Pedagogo, Freire devotou grande parte de sua vida à alfabetização das pessoas mais pobres. É o criador do método Paulo Freire de alfabetização, mundialmente conhecido. A fórmula criticava o sistema tradicional que utilizava a cartilha como ferramenta central da didática para o ensino da leitura e da escrita. Para o educador, mais importante era relacionar o aprendizado ao ambiente do aluno.

Anistia

O processo será julgado pela Caravana da Anistia, no dia 26 de novembro, dentro do Fórum Mundial de Educação Profissional e Tecnológica, que ocorre em Brasília esta semana.

Esta será a 31ª edição da Caravana da Anistia. O projeto, criado pela Comissão de Anistia do Ministério da Justiça, existe desde abril de 2008 e já percorreu 16 Estados. A intenção é julgar os casos de perseguição política no local onde eles aconteceram, revelando à população de todo o País os fatos arbitrários ocorridos durante o regime militar. Mais de 500 processos já foram julgados pela Caravana.

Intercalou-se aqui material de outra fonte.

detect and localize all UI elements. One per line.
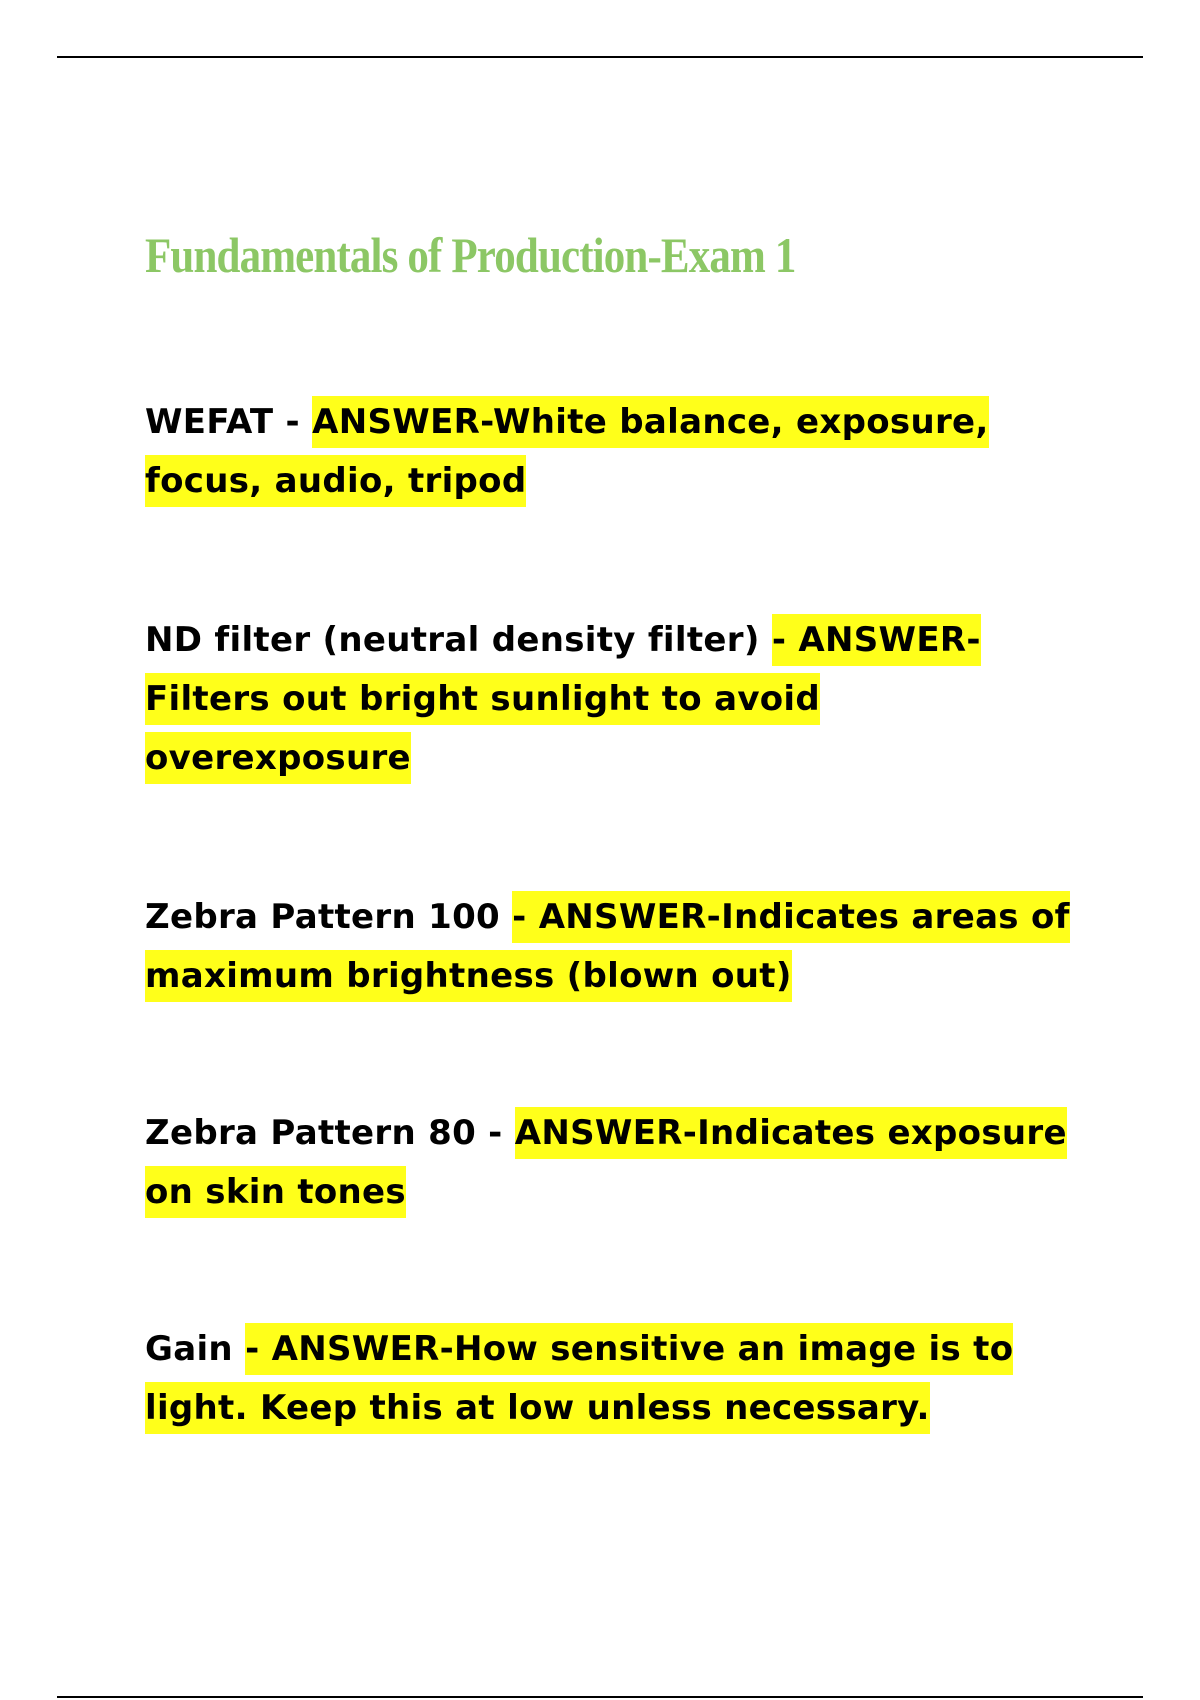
flashcard-item <box>145 1104 1095 1222</box>
document-title: Fundamentals of Production-Exam 1 <box>145 227 796 283</box>
separator: - <box>273 402 313 442</box>
highlighted-answer: - ANSWER-Indicates areas of maximum brightness (blown out) <box>145 891 1070 1002</box>
separator: - <box>476 1113 515 1153</box>
highlighted-answer: - ANSWER-How sensitive an image is to light. Keep this at low unless necessary. <box>145 1323 1013 1434</box>
term: Zebra Pattern 80 <box>145 1113 477 1153</box>
separator <box>233 1329 245 1369</box>
footer-rule <box>57 1696 1143 1698</box>
separator <box>760 620 772 660</box>
flashcard-item <box>145 888 1095 1006</box>
highlighted-answer: ANSWER-White balance, exposure, focus, audio, tripod <box>145 396 989 507</box>
highlighted-answer: - ANSWER-Filters out bright sunlight to avoid overexposure <box>145 614 981 784</box>
term: Gain <box>145 1329 233 1369</box>
term: WEFAT <box>145 402 274 442</box>
flashcard-item <box>145 1320 1095 1438</box>
separator <box>500 897 512 937</box>
term: Zebra Pattern 100 <box>145 897 500 937</box>
flashcard-item <box>145 393 1095 511</box>
highlighted-answer: ANSWER-Indicates exposure on skin tones <box>145 1107 1067 1218</box>
term: ND filter (neutral density filter) <box>145 620 760 660</box>
header-rule <box>57 56 1143 58</box>
flashcard-item <box>145 611 1095 788</box>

A caravana é realizada em parceria com a Comissão de Anistia do Ministério da Justiça em parceria com o Instituto Paulo Freire, Ministério da Educação, as comissões de educação da Câmara e do Senado, Unesco, Associação dos Juízes para a Democracia, Instituto Catarinense de Aprendizagem e Educação Infantil (Icae), Movimento dos Sem Terra (MST), Confederação Nacional dos Trabalhadores em Educação (CNTE) e Associação Brasileira de Ensino do Direito (ABEDI).

Além do julgamento do processo, haverá sessão de memória e exposição fotográfica sobre o educador. Organizado pelo MEC, o Fórum Mundial reunirá, em Brasília, cerca de 15 mil pessoas e profissionais de 23 países.